UK-Discours de la Reine : le Royaume-Uni organise le référendum de sortie de l'UE pour 2016, Les Anglais ne veulent pas rester dans le champ de Bataille créé par les USA.

Publié le par José Pedro

#RoyaumeUni Discours de la Reine : le Royaume-Uni officialise par la voix d'Elizabeth II le référendum de sortie de l'UE... qui pourrait intervenir dès 2016

Le gouvernement britannique a officialisé un projet de loi confirmant l'organisation d'ici à la fin 2017 d'un référendum sur "le maintien ou pas" du Royaume-Uni dans l'Union européenne, illustrant la volonté du Premier ministre David Cameron d'avancer au plus vite sur ce dossier.

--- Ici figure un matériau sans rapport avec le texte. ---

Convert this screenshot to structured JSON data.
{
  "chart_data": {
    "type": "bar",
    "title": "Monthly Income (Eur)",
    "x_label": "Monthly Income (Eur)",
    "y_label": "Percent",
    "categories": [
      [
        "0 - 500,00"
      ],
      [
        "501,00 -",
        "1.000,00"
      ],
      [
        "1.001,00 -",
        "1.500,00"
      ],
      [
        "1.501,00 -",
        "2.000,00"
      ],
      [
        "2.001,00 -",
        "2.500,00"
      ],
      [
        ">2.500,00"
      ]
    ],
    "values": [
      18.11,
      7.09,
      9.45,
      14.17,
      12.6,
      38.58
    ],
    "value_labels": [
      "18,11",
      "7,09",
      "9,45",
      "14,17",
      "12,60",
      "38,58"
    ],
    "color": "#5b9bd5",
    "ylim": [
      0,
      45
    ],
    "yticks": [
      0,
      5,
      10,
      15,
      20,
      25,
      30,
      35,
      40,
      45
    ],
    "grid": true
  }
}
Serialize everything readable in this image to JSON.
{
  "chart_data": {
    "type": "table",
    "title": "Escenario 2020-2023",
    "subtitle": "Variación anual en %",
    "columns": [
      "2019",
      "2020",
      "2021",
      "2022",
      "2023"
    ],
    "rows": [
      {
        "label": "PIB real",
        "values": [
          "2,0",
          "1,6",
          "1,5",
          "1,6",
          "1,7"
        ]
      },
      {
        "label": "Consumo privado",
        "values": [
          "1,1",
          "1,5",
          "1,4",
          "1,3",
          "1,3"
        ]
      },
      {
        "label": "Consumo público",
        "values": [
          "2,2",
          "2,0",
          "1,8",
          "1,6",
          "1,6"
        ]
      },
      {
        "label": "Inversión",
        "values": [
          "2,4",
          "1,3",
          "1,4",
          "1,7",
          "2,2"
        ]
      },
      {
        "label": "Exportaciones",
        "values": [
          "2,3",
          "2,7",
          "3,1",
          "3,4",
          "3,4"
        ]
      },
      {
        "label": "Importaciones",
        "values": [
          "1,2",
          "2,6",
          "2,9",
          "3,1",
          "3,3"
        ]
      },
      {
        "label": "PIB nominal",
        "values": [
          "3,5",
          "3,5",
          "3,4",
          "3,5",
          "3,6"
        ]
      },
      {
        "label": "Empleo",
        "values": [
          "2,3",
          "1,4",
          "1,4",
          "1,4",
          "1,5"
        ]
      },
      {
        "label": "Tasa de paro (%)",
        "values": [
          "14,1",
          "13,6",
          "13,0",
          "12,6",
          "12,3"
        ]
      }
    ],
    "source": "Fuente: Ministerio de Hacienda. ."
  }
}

Ce projet de loi a été annoncé devant le parlement de Westminster par Elizabeth II à l'occasion du traditionnel discours de la reine. Lu par la souveraine mais rédigé par le gouvernement, il présente le programme législatif pour les cinq années à venir et marque l'ouverture de la session parlementaire.

"Une loi sera présentée pour organiser un référendum sur le maintien ou pas (du Royaume-Uni) dans l'Union européenne avant la fin 2017", a-t-elle déclaré devant les parlementaires et les membres du gouvernement Cameron, qui ont écouté le discours debout. Le scrutin pourrait intervenir dès 2016. David Cameron avait promis pendant sa campagne électorale de mettre en place cette consultation en cas de victoire aux législatives du 7 mai.

Elizabeth II a également annoncé que le gouvernement introduirait un texte visant à garantir un gel des impôts sur les ménages jusqu'en 2020. Sur l'Europe, la reine a rappelé que le gouvernement n'organiserait de référendum qu'à l'issue d'une phase de renégociation des conditions d'appartenance du Royaume-Uni au groupe des 28.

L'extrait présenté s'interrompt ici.